Евгений Замятин - гимназист. Воронеж, 1898 г
Сложнее оказалось с человеческим естеством, его трудно регулируемыми потребностями и странностями, неподвластными логике и формализации: "Наконец и эта стихия была тоже побеждена, т.е. организована, математизирована, и около 300 лет назад был провозглашен наш исторический "Lex sexualis": "всякий из нумеров имеет право — как на сексуальный продукт — на любой нумер". Иначе говоря, любви, привязанности, семьи в утопии Замятина нет — только сексуальное общение "по предварительной записи".
Вообще, поскольку населяют утопию нумеры, то и жизнь в ней — не жизнь, а одно сложное "социальное уравнение". Вероятнее всего, идею математизировать утопию автору с сарказмом подсказал "человек из подполья" Достоевского: "Незыблемы и вечны только 4 правила арифметики. И только мораль, построенная на этих 4 правилах, пребудет незыблемой и вечной". Пройдет еще четверть века после выхода замятинского романа, четверть века, заполненная неустанными трудами "социальных математиков" и залитая кровью тех, для кого они писали свои "уравнения всеобщего счастья", и герой другой великой антиутопии, споря и с Замятиным, и с Достоевским, придет к своему выстраданному кредо: "Свобода — это возможность сказать, что дважды два четыре"...

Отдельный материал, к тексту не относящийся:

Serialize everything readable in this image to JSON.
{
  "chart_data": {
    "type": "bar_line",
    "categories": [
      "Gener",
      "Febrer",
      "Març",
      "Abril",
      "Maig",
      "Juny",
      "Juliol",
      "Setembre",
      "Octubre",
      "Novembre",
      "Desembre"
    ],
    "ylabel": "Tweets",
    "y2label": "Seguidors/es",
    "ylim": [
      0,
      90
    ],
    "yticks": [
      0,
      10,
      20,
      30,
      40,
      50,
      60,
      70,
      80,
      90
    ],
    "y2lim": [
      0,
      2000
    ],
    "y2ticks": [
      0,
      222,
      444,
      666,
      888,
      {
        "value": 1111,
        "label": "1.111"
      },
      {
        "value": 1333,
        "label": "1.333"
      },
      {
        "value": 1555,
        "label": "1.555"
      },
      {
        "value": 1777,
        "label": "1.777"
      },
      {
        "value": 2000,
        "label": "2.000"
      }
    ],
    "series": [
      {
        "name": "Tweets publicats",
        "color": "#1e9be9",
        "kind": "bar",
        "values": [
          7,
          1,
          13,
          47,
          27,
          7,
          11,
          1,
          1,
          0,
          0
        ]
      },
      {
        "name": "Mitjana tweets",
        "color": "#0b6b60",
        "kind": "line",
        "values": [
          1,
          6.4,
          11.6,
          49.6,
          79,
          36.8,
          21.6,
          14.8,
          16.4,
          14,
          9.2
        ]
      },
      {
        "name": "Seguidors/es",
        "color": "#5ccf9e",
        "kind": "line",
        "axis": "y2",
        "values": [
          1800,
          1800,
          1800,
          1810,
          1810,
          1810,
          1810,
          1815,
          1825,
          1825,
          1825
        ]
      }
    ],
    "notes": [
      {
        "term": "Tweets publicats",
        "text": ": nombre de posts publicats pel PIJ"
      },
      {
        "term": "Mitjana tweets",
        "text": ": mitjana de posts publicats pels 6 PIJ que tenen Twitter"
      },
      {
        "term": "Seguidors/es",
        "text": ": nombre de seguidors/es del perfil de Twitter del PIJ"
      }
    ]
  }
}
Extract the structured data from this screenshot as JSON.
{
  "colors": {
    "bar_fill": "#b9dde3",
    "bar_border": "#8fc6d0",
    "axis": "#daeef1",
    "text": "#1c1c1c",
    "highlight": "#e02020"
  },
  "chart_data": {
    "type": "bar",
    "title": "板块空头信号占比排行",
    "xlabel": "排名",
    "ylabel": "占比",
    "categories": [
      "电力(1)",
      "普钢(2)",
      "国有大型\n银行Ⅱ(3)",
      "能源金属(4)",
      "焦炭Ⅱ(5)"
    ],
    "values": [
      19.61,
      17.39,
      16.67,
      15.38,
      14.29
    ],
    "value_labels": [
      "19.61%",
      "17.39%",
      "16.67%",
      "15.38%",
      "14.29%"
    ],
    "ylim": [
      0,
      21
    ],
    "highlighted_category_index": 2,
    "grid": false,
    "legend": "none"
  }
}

Но все по порядку. Пока же и в идеальное уравнение вкралась столь ненавидимая замятинским героем, нумером Д-503, трансцендентная величина; как во всякой антиутопии, размеренный и претендующий на вечность порядок неизбежно содержит и червоточину. В утопии Замятина есть недовольные, которых не пугает перспектива публичной казни (любопытен способ ее: вместо электрического стула— некая Машина, которую включает вождь — Благодетель). И вот с ними-то, с диссидентами этого "дивного нового мира" (и эта отсылка к еше одной великой антиутопии XX века вполне уместна) как раз все неясно.
Евгении Замятин с родителями и сестрой Александрой. Ледедянь, 1904 год
Революционное подполье, мечтающее о свержении ненавистного "совершенства", в большей степени основано на отрицании — как и всякая революция. Какой мир они построят, если победят, революционеры и сами не вполне представляют. Скорее всего это будет отнюдь не царство божье на земле — неслучайно название организации не расшифрует, не продолжит только ленивый: "Мефи". И противопоставить утопии, основанной на логике, на точном расчете, диссиденты-революционеры могут лишь нечто диаметрально противоположное. Стихию не сдерживаемых инстинктов, атавизмы (рассказчик также неслучайно все время подчеркивает остатки волосяного покрова на своих руках), торжество эгоистического "я".
Мало приятная перспектива, что и говорить.
Принято сочувствовать угнетенным. Но захочется ли жить в мире, в котором победит ИХ революция? Кто все еще сомневается, пусть вспомнит, как однажды на сцену уже вышли те, кто также отстаивали свое право на иррационализм, голос крови и атавистическое чувство — как альтернативы разуму. К чему это привело, хорошо известно (нам: Замятин не дожил до этого иррационального шабаша).
Финал утопии страшен. И даже не потому, что подруга героя погибает, а его подвергают лоботомии. Ужасны последние слова нумера, которого заботливые социальные лекари вылечили, удалив ему из мозга "опухоль" -фантазию: "Разум должен победить". И это плохо?!